Quand je parle ici de penser, je ne parle pas du fait de s’adonner à un exercice mental, mais bien de s’interroger sur soi, sur les décisions que nous prenons et sur les conséquences de nos actes. Parce qu’il est une chose d’être un habile mathématicien, mais il en est une autre de se demander où vont les chiffres, à quoi servent-ils et à qui servent-ils. Ce qui peut sembler de prime abord un simple travail, un simple gagne pain, peut en fait constituer en soi la plus grande menace pour l’humanité.
Einstein l’a compris un peu tard, en regrettant d’avoir mené ses recherches sur la bombe atomique, croyant à l’époque militer pour la paix en militant contre les horreurs du nazisme. Ainsi, la société morbide est une société composé de zombies. Quel est le propre d’un zombie ? D’accord, il mange les gens. Mais d’autres le feraient tout aussi bien que lui, tel le vampire, le vers solitaire, le loup-garou, les communistes cannibales, sans oublier l’abominable homme des neiges. En fait, le propre d’un zombie est qu’il ne pense pas. Il se dirige lentement, mais sûrement vers toute proie qui tenterait de s’enfuir. Seul, le zombie n’est pas une menace puisque ses facultés sont si affaiblies qu’il est très facile de lui tendre un piège ou tout simplement de fuir.
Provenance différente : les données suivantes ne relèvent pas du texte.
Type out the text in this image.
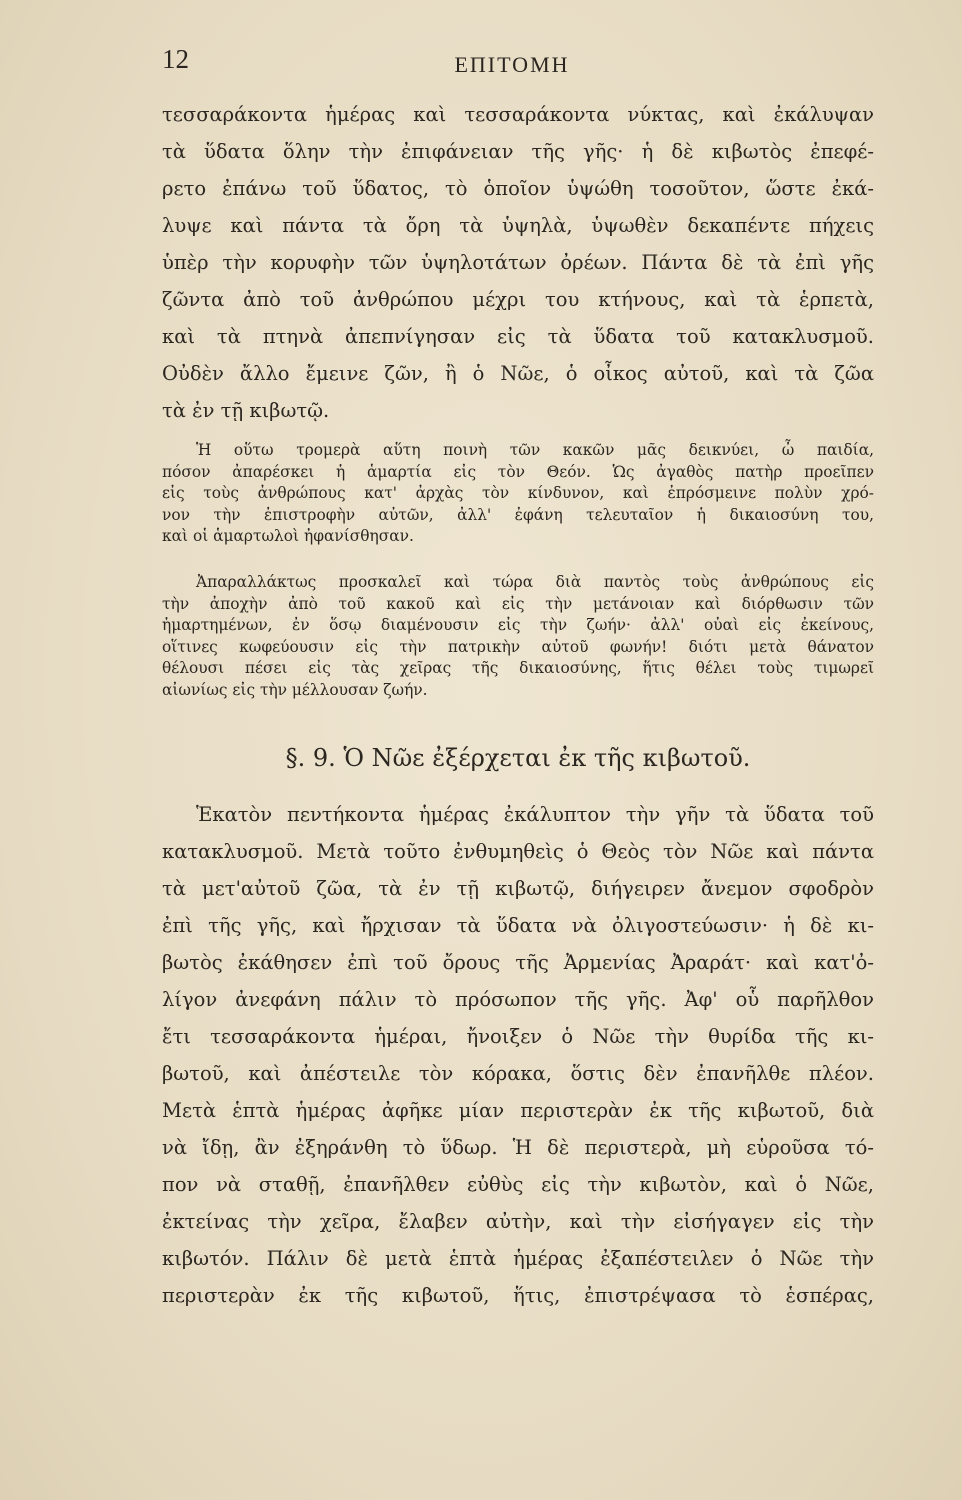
12	ΕΠΙΤΟΜΗ

τεσσαράκοντα ἡμέρας καὶ τεσσαράκοντα νύκτας, καὶ ἐκάλυψαν
τὰ ὕδατα ὅλην τὴν ἐπιφάνειαν τῆς γῆς· ἡ δὲ κιβωτὸς ἐπεφέ-
ρετο ἐπάνω τοῦ ὕδατος, τὸ ὁποῖον ὑψώθη τοσοῦτον, ὥστε ἐκά-
λυψε καὶ πάντα τὰ ὄρη τὰ ὑψηλὰ, ὑψωθὲν δεκαπέντε πήχεις
ὑπὲρ τὴν κορυφὴν τῶν ὑψηλοτάτων ὀρέων. Πάντα δὲ τὰ ἐπὶ γῆς
ζῶντα ἀπὸ τοῦ ἀνθρώπου μέχρι του κτήνους, καὶ τὰ ἑρπετὰ,
καὶ τὰ πτηνὰ ἀπεπνίγησαν εἰς τὰ ὕδατα τοῦ κατακλυσμοῦ.
Οὐδὲν ἄλλο ἔμεινε ζῶν, ἢ ὁ Νῶε, ὁ οἶκος αὐτοῦ, καὶ τὰ ζῶα
τὰ ἐν τῇ κιβωτῷ.

Ἡ οὕτω τρομερὰ αὕτη ποινὴ τῶν κακῶν μᾶς δεικνύει, ὦ παιδία,
πόσον ἀπαρέσκει ἡ ἁμαρτία εἰς τὸν Θεόν. Ὡς ἀγαθὸς πατὴρ προεῖπεν
εἰς τοὺς ἀνθρώπους κατ' ἀρχὰς τὸν κίνδυνον, καὶ ἐπρόσμεινε πολὺν χρό-
νον τὴν ἐπιστροφὴν αὐτῶν, ἀλλ' ἐφάνη τελευταῖον ἡ δικαιοσύνη του,
καὶ οἱ ἁμαρτωλοὶ ἠφανίσθησαν.

Ἀπαραλλάκτως προσκαλεῖ καὶ τώρα διὰ παντὸς τοὺς ἀνθρώπους εἰς
τὴν ἀποχὴν ἀπὸ τοῦ κακοῦ καὶ εἰς τὴν μετάνοιαν καὶ διόρθωσιν τῶν
ἡμαρτημένων, ἐν ὅσῳ διαμένουσιν εἰς τὴν ζωήν· ἀλλ' οὐαὶ εἰς ἐκείνους,
οἵτινες κωφεύουσιν εἰς τὴν πατρικὴν αὐτοῦ φωνήν! διότι μετὰ θάνατον
θέλουσι πέσει εἰς τὰς χεῖρας τῆς δικαιοσύνης, ἥτις θέλει τοὺς τιμωρεῖ
αἰωνίως εἰς τὴν μέλλουσαν ζωήν.

§. 9. Ὁ Νῶε ἐξέρχεται ἐκ τῆς κιβωτοῦ.

Ἑκατὸν πεντήκοντα ἡμέρας ἐκάλυπτον τὴν γῆν τὰ ὕδατα τοῦ
κατακλυσμοῦ. Μετὰ τοῦτο ἐνθυμηθεὶς ὁ Θεὸς τὸν Νῶε καὶ πάντα
τὰ μετ'αὐτοῦ ζῶα, τὰ ἐν τῇ κιβωτῷ, διήγειρεν ἄνεμον σφοδρὸν
ἐπὶ τῆς γῆς, καὶ ἤρχισαν τὰ ὕδατα νὰ ὀλιγοστεύωσιν· ἡ δὲ κι-
βωτὸς ἐκάθησεν ἐπὶ τοῦ ὄρους τῆς Ἀρμενίας Ἀραράτ· καὶ κατ'ὀ-
λίγον ἀνεφάνη πάλιν τὸ πρόσωπον τῆς γῆς. Ἀφ' οὗ παρῆλθον
ἔτι τεσσαράκοντα ἡμέραι, ἤνοιξεν ὁ Νῶε τὴν θυρίδα τῆς κι-
βωτοῦ, καὶ ἀπέστειλε τὸν κόρακα, ὅστις δὲν ἐπανῆλθε πλέον.
Μετὰ ἑπτὰ ἡμέρας ἀφῆκε μίαν περιστερὰν ἐκ τῆς κιβωτοῦ, διὰ
νὰ ἴδῃ, ἂν ἐξηράνθη τὸ ὕδωρ. Ἡ δὲ περιστερὰ, μὴ εὑροῦσα τό-
πον νὰ σταθῇ, ἐπανῆλθεν εὐθὺς εἰς τὴν κιβωτὸν, καὶ ὁ Νῶε,
ἐκτείνας τὴν χεῖρα, ἔλαβεν αὐτὴν, καὶ τὴν εἰσήγαγεν εἰς τὴν
κιβωτόν. Πάλιν δὲ μετὰ ἑπτὰ ἡμέρας ἐξαπέστειλεν ὁ Νῶε τὴν
περιστερὰν ἐκ τῆς κιβωτοῦ, ἥτις, ἐπιστρέψασα τὸ ἑσπέρας,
Cependant, ce qui rend le zombie si terrifiant, c’est qu’à chaque personne qu’il mange, il agrandit les rangs de son armée de morts. C’est donc ainsi qu’il peut être facile d’éviter un zombie, mais si cent d’entre eux viennent cogner délicatement à votre porte, le combat est perdu d’avance. Mais quel est le but du zombie ? Le zombie traque ceux qui sont toujours alertes afin de les transformer en zombies. Il procède ainsi à une totalitarisation de la société. Une société où tous auraient le même but, manger de la chair à outrance sans ne jamais s’arrêter. Hors, question de logique, nous savons que les zombies finiront tôt où tard par manquer de chair.
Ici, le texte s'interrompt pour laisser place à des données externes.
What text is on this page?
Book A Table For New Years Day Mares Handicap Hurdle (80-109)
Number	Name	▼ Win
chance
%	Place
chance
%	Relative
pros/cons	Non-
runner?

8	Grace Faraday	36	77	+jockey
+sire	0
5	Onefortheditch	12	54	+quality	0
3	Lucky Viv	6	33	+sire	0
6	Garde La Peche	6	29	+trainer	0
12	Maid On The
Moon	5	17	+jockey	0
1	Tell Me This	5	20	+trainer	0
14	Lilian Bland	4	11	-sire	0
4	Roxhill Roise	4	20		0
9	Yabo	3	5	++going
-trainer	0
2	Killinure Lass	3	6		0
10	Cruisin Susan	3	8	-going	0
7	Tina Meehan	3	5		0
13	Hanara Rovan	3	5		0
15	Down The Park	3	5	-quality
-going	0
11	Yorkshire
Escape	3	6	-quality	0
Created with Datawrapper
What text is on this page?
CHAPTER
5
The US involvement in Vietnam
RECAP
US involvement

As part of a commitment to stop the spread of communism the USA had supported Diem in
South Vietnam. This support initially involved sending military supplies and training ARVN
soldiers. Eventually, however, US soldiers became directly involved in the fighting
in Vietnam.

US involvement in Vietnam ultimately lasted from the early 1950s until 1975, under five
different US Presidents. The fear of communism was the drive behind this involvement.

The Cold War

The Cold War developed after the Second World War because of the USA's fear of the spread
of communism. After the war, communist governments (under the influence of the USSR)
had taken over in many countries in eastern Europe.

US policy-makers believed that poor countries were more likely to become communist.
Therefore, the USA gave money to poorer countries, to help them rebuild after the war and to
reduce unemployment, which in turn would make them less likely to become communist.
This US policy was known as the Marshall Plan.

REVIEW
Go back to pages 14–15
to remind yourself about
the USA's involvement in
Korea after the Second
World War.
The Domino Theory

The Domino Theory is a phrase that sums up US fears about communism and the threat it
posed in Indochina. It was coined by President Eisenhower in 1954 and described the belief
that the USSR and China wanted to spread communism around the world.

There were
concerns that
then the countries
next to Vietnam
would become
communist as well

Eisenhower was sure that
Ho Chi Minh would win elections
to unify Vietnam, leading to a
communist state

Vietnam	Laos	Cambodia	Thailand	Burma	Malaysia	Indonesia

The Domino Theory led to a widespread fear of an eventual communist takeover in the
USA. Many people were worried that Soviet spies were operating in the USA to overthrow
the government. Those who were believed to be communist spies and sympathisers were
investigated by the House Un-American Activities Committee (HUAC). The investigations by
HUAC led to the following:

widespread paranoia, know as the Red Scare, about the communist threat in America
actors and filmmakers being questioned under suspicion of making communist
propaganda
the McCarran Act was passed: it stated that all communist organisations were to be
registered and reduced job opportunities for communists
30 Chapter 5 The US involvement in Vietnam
Les zombies ne pouvaient pas manger indéfiniment de la chair humaine. Les zombies se questionnèrent donc. Leur questionnement les amena à aborder le problème de différents points de vue. Le premier groupe de zombies, majoritaire, avait décidé qu’il n’y avait aucun problème et que les humains, de toutes façons, il y en aurait toujours. Ce groupe s’appelait le groupe des zombies capitalistes. Il y avait un deuxième groupe de zombies. Bien moins nombreux que le premier, mais faisant sans cesse des adeptes, ce groupe prônait un contrôle des stocks d’humains à manger afin que ces derniers puissent avoir des enfants et assurer un garde manger pour les générations à venir de zombie. Ce groupe s’appelait le groupe des zombies durables.
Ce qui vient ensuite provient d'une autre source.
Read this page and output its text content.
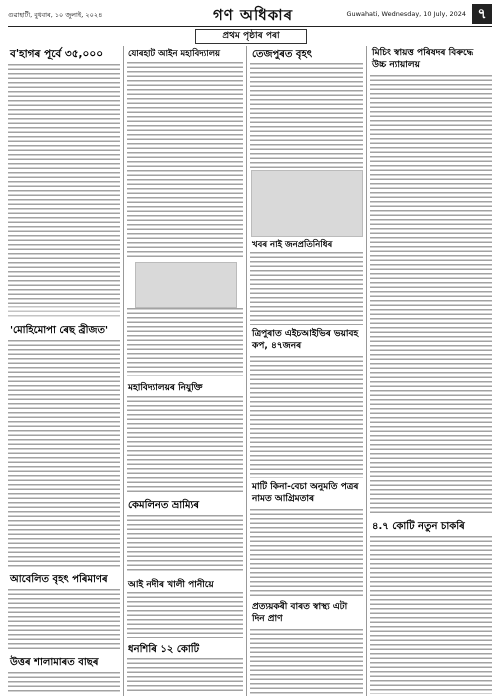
গুৱাহাটী, বুধবাৰ, ১০ জুলাই, ২০২৪	গণ অধিকাৰ	Guwahati, Wednesday, 10 July, 2024 ৭
প্ৰথম পৃষ্ঠাৰ পৰা
ব'হাগৰ পূৰ্বে ৩৫,০০০
'মোহিমোপা ৰেছ ব্ৰীজত'
আবেলিত বৃহৎ পৰিমাণৰ
উত্তৰ শালামাৰত বাছৰ
যোৰহাট আইন মহাবিদ্যালয়
মহাবিদ্যালয়ৰ নিযুক্তি
কেমলিনত ভ্ৰাম্যিৰ
আই নদীৰ খালী পানীয়ে
ধনশিৰি ১২ কোটি
তেজপুৰত বৃহৎ
খবৰ নাই জনপ্ৰতিনিধিৰ
ত্ৰিপুৰাত এইচআইভিৰ ভয়াবহ কপ, ৪৭জনৰ
মাটি কিনা-বেচা অনুমতি পত্ৰৰ নামত আগ্ৰিমতাৰ
প্ৰত্যয়কৰী বাৰত স্বাস্থ্য এটা দিন প্ৰাণ
মিচিং স্বায়ত্ত পৰিষদৰ বিৰুদ্ধে উচ্চ ন্যায়ালয়
৪.৭ কোটি নতুন চাকৰি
Ensuite se succédèrent un certain nombre d’autres courants de pensée moins importants, comme ceux qui prônaient une répartition équitable des humains entre les zombies, d’autres qui demandaient à ce que les humains soient uniquement réservés aux zombies de première génération et d’autres qui proposaient un compromis entre la répartition des humains et leur consommation directe. Mais le groupe qui m’intéressa tout particulièrement fut un groupe assez marginal de zombies qui s’appelaient les anarcho-zombies. En fait, ces zombies étaient rejetés par la société des zombies parce que ce qu’ils voulaient, c’étaient la destruction du principe même selon lequel les humains sont une ressource à exploiter. Ces zombies affirmaient cela parce qu’ils étaient parfaitement conscients que toute leur société émanait de l’humain.
Tout zombie a été un jour un humain transformé de force par un autre zombie. Ils attestaient que bien sûr, l’humain restait indispensable à leur survie, mais qu’il fallait le considérer comme partie intégrante du zombie. « L’émancipation des zombies ne pourra se faire que si nous sommes en harmonie avec les humains » criait un anarcho-zombie alors que le dirigeant des zombies s’amusait à rire de cette logique qu’il qualifiait d’irréaliste. « Comment un zombie peut proposer de cohabiter avec l’humain… il annonce la fin de l’ère zombie ! » criait-il du haut de son balcon vêtu de sa veste en peau d’Homme. Il était impossible pour les anarcho-zombies d’accomplir leur rêve ultime de vivre avec les humains puisque ceux ci étaient toujours considérés comme de la marchandise.
Le temps passa, les zombies continuèrent sur leur logique et finirent, malgré les efforts des zombies durables, par épuiser toutes les cargaisons d’humains. C’est alors que le gouvernement des zombies prit la décision la plus lucide qu’il n’ait jamais prise. Il décida de manger les anarcho-zombies. Lorsqu’il fut interrogé sur sa décision de manger des zombies, le chef des zombies affirma bêtement « ce sont les seuls qui goûtent comme les humains ».